Desiccated coconut must never be fed to birds because it can swell in their stomachs and will often cause death. That being said, if you don’t want to deprive your birdy buddies of experiencing a taste of the tropics, you can substitute your lard with coconut oil: High in saturated fat, which will help keep them nice and warm. 

Salted Peanuts

Although the occasional salted peanut is not likely to be a big problem for birds, you should avoid using them in bulk. Birds cannot process large amounts of salt in their diets and having too much can lead to renal failure and other health issues. To avoid this stick with roasted peanuts – they’re perfectly safe and birds are nuts for them! 

Cooked Oats

Dried oats are perfectly healthy for birds but cooked oats are a no-go. When the oats are cooked they become glutinous and can ten harden around birds’ beaks preventing them from continuing to feed and take care of their feathers. So stick to the dry stuff and keep the feathers from flying.

Fat Cake Cooking Method

So now that you have gathered your chosen ingredients, it’s time to get started. When preparing a new recipe for humans a step by step method is key, and fat cakes for birds are just the same!
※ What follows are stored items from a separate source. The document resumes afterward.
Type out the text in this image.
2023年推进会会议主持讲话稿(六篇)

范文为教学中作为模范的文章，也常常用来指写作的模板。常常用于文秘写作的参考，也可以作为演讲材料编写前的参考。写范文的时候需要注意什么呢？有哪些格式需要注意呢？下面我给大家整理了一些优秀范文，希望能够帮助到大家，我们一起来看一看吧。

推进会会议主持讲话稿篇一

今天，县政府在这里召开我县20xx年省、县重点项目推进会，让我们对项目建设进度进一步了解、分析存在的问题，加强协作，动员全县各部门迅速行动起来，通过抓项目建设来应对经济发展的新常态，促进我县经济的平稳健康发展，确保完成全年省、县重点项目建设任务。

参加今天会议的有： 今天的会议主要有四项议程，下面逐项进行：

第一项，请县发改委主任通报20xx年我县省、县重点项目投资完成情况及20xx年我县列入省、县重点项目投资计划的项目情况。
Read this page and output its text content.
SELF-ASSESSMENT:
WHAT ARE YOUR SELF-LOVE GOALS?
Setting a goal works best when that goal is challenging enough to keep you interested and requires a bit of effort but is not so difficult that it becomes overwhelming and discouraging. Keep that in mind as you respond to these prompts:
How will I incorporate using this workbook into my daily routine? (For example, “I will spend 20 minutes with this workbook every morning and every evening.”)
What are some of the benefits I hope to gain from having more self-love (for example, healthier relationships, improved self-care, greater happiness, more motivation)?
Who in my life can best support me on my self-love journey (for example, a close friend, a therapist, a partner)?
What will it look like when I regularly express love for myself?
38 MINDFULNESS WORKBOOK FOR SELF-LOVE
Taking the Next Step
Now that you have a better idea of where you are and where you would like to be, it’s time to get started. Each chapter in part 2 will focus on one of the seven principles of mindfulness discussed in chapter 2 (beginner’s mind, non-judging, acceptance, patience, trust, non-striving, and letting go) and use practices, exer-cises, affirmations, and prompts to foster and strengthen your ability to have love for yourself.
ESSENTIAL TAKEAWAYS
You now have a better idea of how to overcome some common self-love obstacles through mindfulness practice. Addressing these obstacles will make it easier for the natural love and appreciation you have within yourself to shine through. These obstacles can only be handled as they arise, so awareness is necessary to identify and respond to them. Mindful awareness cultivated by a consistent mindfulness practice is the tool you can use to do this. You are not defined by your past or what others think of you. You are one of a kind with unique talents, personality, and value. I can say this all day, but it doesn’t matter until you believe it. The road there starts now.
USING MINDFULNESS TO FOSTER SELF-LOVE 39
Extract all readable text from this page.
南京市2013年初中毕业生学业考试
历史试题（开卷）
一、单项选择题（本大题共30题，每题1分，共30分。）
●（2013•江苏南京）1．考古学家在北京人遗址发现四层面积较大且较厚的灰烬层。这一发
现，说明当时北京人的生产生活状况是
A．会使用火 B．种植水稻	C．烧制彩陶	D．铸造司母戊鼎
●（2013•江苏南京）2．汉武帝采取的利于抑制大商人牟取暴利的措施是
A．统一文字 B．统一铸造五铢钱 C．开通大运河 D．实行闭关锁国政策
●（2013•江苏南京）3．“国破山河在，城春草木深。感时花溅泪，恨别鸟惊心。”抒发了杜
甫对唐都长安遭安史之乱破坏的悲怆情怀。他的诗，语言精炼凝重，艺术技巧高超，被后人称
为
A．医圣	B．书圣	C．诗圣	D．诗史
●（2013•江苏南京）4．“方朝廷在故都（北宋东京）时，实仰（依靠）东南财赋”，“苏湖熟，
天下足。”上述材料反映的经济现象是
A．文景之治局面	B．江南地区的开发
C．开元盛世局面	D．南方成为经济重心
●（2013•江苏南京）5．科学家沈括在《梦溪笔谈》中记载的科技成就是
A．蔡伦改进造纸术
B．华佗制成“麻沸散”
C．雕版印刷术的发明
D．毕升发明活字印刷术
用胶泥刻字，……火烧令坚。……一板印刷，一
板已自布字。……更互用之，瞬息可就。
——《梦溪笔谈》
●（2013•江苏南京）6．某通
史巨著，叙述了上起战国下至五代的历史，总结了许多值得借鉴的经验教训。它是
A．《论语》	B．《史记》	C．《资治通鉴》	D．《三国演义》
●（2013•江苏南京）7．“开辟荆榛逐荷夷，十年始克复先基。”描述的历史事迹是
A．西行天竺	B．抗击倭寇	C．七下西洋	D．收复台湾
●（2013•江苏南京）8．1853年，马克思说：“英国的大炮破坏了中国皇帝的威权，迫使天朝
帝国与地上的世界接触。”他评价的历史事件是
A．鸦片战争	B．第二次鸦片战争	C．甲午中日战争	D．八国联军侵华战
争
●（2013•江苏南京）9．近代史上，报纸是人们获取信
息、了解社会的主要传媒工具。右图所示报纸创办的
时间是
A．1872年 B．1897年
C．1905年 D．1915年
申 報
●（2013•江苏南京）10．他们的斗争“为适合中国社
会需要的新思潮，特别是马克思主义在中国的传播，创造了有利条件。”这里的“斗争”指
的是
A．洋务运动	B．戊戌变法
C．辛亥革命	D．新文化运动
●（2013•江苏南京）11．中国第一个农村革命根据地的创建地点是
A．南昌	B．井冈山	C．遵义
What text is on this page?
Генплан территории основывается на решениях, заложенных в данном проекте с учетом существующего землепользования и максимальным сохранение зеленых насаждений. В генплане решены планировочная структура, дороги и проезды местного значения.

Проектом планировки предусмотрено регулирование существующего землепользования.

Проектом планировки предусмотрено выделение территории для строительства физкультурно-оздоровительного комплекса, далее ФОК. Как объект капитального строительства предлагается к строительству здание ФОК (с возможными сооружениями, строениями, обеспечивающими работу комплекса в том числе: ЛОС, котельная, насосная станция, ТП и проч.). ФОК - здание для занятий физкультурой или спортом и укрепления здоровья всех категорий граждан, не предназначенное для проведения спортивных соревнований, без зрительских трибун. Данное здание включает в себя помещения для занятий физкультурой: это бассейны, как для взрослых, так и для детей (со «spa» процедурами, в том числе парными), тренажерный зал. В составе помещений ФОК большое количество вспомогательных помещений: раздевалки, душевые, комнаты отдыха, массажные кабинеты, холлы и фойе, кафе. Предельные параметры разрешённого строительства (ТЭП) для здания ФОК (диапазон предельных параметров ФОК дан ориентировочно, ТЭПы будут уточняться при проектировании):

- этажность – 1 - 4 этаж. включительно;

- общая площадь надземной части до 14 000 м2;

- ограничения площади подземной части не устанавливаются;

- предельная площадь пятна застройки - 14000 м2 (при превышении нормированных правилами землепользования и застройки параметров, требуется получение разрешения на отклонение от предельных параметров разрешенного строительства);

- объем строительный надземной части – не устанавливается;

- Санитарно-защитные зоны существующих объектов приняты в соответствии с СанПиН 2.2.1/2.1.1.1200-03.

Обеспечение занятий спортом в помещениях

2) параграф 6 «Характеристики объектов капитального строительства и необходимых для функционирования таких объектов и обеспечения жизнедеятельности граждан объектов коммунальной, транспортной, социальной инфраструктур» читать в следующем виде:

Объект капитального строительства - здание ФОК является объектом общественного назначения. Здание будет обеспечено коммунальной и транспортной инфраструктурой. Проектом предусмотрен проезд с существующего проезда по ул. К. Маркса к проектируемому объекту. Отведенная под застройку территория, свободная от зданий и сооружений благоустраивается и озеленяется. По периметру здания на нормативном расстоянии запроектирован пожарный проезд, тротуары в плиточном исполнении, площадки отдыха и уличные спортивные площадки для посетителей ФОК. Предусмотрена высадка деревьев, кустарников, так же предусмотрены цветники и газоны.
fat cake ball hanging from a tree
Try to avoid placing your fat cakes in wiring, as birds and other wildlife can get caught in them

What you will need:

  • Bowl.
  • Spoon.
  • Saucepan.
  • Your chosen ingredients.
  • Empty yoghurt pots.
  • String or twine.
  • Some hungry birds.

Step 1

The best ratio for these fat cakes is one part fat, two parts dry mixture. 

Begin by mixing all your dry ingredients together in a bowl.

Step 2

Now melt the lard or suet in a saucepan on low heat, and slowly add the dry mixture. 

Stir well until the fat has been fully absorbed and the mixture sticks together.

If you are substituting fat with coconut oil you don’t need to use heat, just slowly add the coconut oil to your dry mixture one tablespoon at a time, until your mixture is good and sticky.

Step 3

Tie a large knot at one end of your string or twine, make a hole in the bottom of your yoghurt pot and thread the string through it. 

Spoon the mixture into the yoghurt pot, packing it down firmly until the pot is full.

Step 4

Place the pot in the fridge overnight to set. If you have opted to use coconut oil then these should be placed in the freezer.

Once set, peel or cut away the yoghurt pot and voila – your fat cake is ready!

If you’ve made several batches you can freeze them until you need them.

Step 6

Feed the birds! Find the perfect spot in your garden, hang your cake and watch your feathered friends enjoy their feast.

And there you have it…

Fat cakes are the perfect way to encourage birds to visit your garden, as well as giving them a helping hand in the cold, lean winter months.

What’s more, many studies suggest that birds are able to recognise human faces and voices, and knowing that their human friends are bringing them fat cakes will ensure they visit you more and more frequently.

So, save up those empty yoghurt pots and scraps of food and give the birds a fighting chance this winter. No need for baking, get fat cake making!